For years now officials have been playing with fire, and spending when they shouldn’t have and borrowing where they shouldn’t. The school must sadly make these cuts to continue its service of higher education but those students affected should not be left unsatisfied, nor the teachers.

            In a President’s budget message dated January 11, 2011, President Mark Rocha warned that hard times were coming. He asked managers and supervisors to, “review operations to plan how to deliver our services to students in the most cost-effective way possible.” In this message he pretty much warned that the dark days were among us.

            That dark day came on February 13th when Rocha announced that 57 courses that had already been planned and scheduled for spring would be cut. Among the list of class that were cut were; five intro to Psychology classes, six art classes, and seven ESL classes.  The news didn’t end there; 45 teachers contracts were not renewed for the semester.

            Because of the abrupt mid year trigger cuts,a slew of students, teachers and community members of Pasadena gathered together Feb. 22 to protest against the class section and teacher cuts that were announced by Rocha.

            The protestors articulated the losses the students have suffered. According to a PCCFA Statement on the educational crisis at PCC, about 3,000 students lost the opportunity continue toward their goals or degrees; some could possibly lose their full time status leading them to lose Pell Grants and other financial aid; and some students can face losing their international student-visa status.

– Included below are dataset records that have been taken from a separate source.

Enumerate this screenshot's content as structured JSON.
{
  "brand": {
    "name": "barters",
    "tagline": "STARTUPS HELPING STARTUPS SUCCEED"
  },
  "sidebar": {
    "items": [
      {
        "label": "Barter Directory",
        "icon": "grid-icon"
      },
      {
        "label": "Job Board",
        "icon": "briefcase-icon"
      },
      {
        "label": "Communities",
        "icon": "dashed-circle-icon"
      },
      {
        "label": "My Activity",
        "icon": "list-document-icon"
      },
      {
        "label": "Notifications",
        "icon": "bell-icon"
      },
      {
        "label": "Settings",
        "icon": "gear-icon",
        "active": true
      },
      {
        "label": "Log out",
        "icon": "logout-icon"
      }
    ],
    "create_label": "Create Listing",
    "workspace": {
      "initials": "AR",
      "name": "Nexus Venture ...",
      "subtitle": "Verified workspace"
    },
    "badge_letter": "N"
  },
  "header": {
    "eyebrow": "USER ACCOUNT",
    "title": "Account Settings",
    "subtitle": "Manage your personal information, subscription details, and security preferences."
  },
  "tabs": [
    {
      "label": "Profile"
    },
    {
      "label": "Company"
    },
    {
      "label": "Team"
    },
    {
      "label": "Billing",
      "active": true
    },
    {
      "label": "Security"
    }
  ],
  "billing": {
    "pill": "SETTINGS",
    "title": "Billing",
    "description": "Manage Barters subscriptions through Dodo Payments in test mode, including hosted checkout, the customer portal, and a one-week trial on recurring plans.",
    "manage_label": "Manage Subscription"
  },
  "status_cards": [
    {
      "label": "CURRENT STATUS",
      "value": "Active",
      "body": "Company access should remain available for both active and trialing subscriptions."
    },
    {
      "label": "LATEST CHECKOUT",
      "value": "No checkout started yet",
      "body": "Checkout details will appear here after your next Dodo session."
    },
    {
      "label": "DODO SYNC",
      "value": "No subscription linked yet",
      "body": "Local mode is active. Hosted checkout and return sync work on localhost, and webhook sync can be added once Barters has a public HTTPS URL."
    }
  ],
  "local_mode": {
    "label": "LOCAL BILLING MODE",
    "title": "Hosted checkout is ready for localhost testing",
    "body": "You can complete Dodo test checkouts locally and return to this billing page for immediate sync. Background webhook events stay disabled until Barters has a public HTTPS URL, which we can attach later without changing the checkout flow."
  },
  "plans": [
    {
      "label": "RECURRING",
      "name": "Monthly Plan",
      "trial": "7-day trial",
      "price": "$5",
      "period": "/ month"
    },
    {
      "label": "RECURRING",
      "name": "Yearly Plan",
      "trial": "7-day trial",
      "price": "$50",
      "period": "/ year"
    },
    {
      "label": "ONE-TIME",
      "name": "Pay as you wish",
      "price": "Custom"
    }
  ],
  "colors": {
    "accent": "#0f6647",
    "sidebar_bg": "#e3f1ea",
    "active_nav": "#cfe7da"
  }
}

            These conclusions are cold and hard to hear and should be one of the first things to be addressed when coming up with a solution to the budget problems. What will happen to those affected? Will the school provide a priority registration in the future? The answers are slowly reaching the surface.

            One thing to consider is that though PCC is hitting the wall financially, our campus is one of the lucky ones. Other community colleges have had to cut their winter and summer sessions due to lack of funds.

            As a past student at Glendale Community College, I can say that getting a class there is nearly impossible if one doesn’t have an early registration date. Many arts programs there have been shortened to a limb if not already cut. 

            PCC students are lucky to still have winter and summer sessions although we might have seen the last of them for a while. Many other colleges have also been hit with class and teacher cuts recently, there are a great number of student activities and services that PCC still has that other schools simply have had to cut.

Take advantage while you still have the opportunity. If you think this is going to be the only shock, consider that the school might have to cut $5 million more from next years budget.

            If you feel the necessity to be involved, then the time is now. Rocha announced that there will be a budget meeting held in the Circadian every Friday at noon. This is all in attempts to make the budget as transparent to the public as possible. ” We should be proud of ourselves for holding out as long as we have,” said Rocha in a special budget message sent out February 13th. ” If we adapt, we can survive and grow and get better in the service of our students.”